Immensities were piling up on me. I already felt their crushing weight. I had a moment of lucidity and asked don Juan, "What is going to be the outcome of all this?"
He did not answer. He gazed at me, scanning me from head to toe. Then he slowly and deliberately said, "The death defier's gift consists of endless dreaming possibilities. One of them was your dream of Carol Tiggs in another time, in another world; a more vast world, open-ended; a world where the impossible might even be feasible. The implication was not only that you will live those possibilities but that one day you will comprehend them."
He stood up, and we started to walk in silence toward his house. My thoughts began to race wildly. They were not thoughts, actually, but images, a mixture of memories of the woman in the church and of Carol Tiggs, talking to me in the darkness in the dream hotel room. A couple of times I was near to condensing those images into a feeling of my usual self, but I had to give it up; I had no energy for such a task.
Before we arrived at the house, don Juan stopped walking and faced me. He again scrutinized me carefully, as if he were looking for signs in my body. I then felt obliged to set him straight on a subject I believed he was deadly wrong about.
"I was with the real Carol Tiggs at the hotel," I said. "For a moment, I myself believed she was the death defier, but after careful evaluation, I can't hold on to that belief. She was Carol. In some obscure, awesome way she was at the hotel, as I was there at the hotel myself."
"Of course she was Carol," don Juan agreed. "But not the Carol you and I know. This one was a dream Carol, I've told you, a Carol made out of pure intent. You helped the woman in the church spin that dream. Her art was to make that dream an all-inclusive reality: the art of the old sorcerers, the most frightening thing there is. I told you that you were going to get the crowning lesson in dreaming, didn't I?" "What do you think happened to Carol Tiggs?" I asked.
"Carol Tiggs is gone," he replied. "But someday you will find the new Carol Tiggs, the one in the dream hotel room." "What do you mean she's gone?" "She's gone from the world," he said.

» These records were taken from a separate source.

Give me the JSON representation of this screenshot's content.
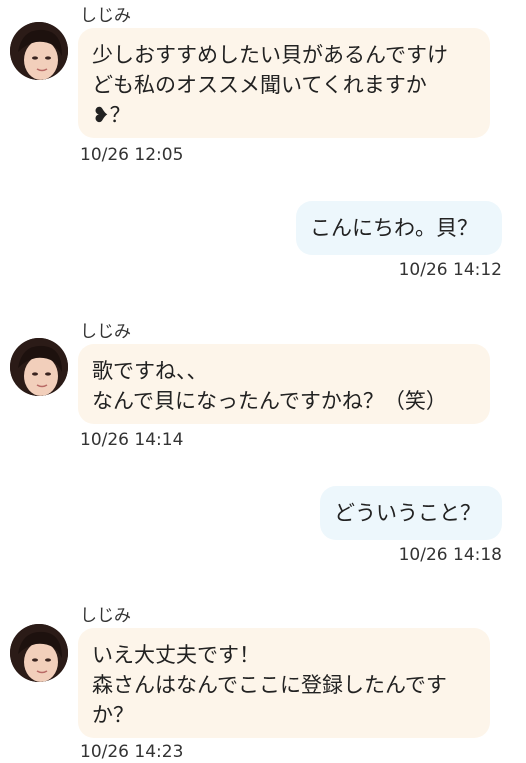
{
  "colors": {
    "incoming_bubble": "#fdf5ea",
    "outgoing_bubble": "#edf7fc",
    "text": "#222222"
  },
  "messages": [
    {
      "direction": "incoming",
      "sender": "しじみ",
      "lines": [
        "少しおすすめしたい貝があるんですけ",
        "ども私のオススメ聞いてくれますか",
        "❥？"
      ],
      "time": "10/26 12:05"
    },
    {
      "direction": "outgoing",
      "lines": [
        "こんにちわ。貝？"
      ],
      "time": "10/26 14:12"
    },
    {
      "direction": "incoming",
      "sender": "しじみ",
      "lines": [
        "歌ですね、、",
        "なんで貝になったんですかね？（笑）"
      ],
      "time": "10/26 14:14"
    },
    {
      "direction": "outgoing",
      "lines": [
        "どういうこと？"
      ],
      "time": "10/26 14:18"
    },
    {
      "direction": "incoming",
      "sender": "しじみ",
      "lines": [
        "いえ大丈夫です！",
        "森さんはなんでここに登録したんです",
        "か？"
      ],
      "time": "10/26 14:23"
    }
  ]
}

I felt a surge of nervousness cut through my solar plexus. I was awakening. The awareness of myself had started to become familiar to me, but I was not yet fully in control of it. It had begun, though, to break through the fog of the dream; it had begun as a mixture of not knowing what was going on and the foreboding sensation that the incommensurable was just around the corner.

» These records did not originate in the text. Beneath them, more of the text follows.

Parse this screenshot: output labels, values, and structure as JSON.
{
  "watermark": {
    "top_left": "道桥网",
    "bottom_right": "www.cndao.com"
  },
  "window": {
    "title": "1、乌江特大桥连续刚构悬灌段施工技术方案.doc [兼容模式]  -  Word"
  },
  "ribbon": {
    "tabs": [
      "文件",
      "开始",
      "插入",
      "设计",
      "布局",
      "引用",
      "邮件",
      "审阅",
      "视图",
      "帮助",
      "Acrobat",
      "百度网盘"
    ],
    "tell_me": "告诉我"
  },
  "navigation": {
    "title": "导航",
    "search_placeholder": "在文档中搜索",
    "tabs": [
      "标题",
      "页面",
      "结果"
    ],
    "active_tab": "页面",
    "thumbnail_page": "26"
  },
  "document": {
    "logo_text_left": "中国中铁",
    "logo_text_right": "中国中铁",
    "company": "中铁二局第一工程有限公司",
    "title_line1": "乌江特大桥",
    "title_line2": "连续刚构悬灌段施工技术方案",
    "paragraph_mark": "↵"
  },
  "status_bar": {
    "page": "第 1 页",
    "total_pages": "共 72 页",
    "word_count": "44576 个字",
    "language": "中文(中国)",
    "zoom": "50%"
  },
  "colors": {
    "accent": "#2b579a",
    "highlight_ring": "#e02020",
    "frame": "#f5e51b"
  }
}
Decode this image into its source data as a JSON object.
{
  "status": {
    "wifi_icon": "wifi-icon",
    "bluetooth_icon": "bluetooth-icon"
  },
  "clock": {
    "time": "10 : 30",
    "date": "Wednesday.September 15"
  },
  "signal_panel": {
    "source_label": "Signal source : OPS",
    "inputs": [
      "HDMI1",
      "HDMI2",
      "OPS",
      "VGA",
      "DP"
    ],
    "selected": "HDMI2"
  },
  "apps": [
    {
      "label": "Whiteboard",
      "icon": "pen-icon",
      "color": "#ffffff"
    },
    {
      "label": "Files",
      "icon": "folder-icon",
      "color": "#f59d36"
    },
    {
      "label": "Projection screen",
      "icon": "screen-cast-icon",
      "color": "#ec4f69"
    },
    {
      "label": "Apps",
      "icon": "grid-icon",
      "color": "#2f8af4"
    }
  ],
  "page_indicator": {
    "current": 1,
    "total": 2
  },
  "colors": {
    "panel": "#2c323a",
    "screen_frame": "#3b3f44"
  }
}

I must have had an expression of disbelief, because don Juan added in a forceful tone, "This is dreaming. You should know by now that its transactions are final. Carol Tiggs is gone." "'But where do you think she went, don Juan?" "Wherever the sorcerers of antiquity went. I told you that the death defier's gift was endless dreaming possibilities. You didn't want anything concrete, so the woman in the church gave you an abstract gift: the possibility of flying on the wings of intent."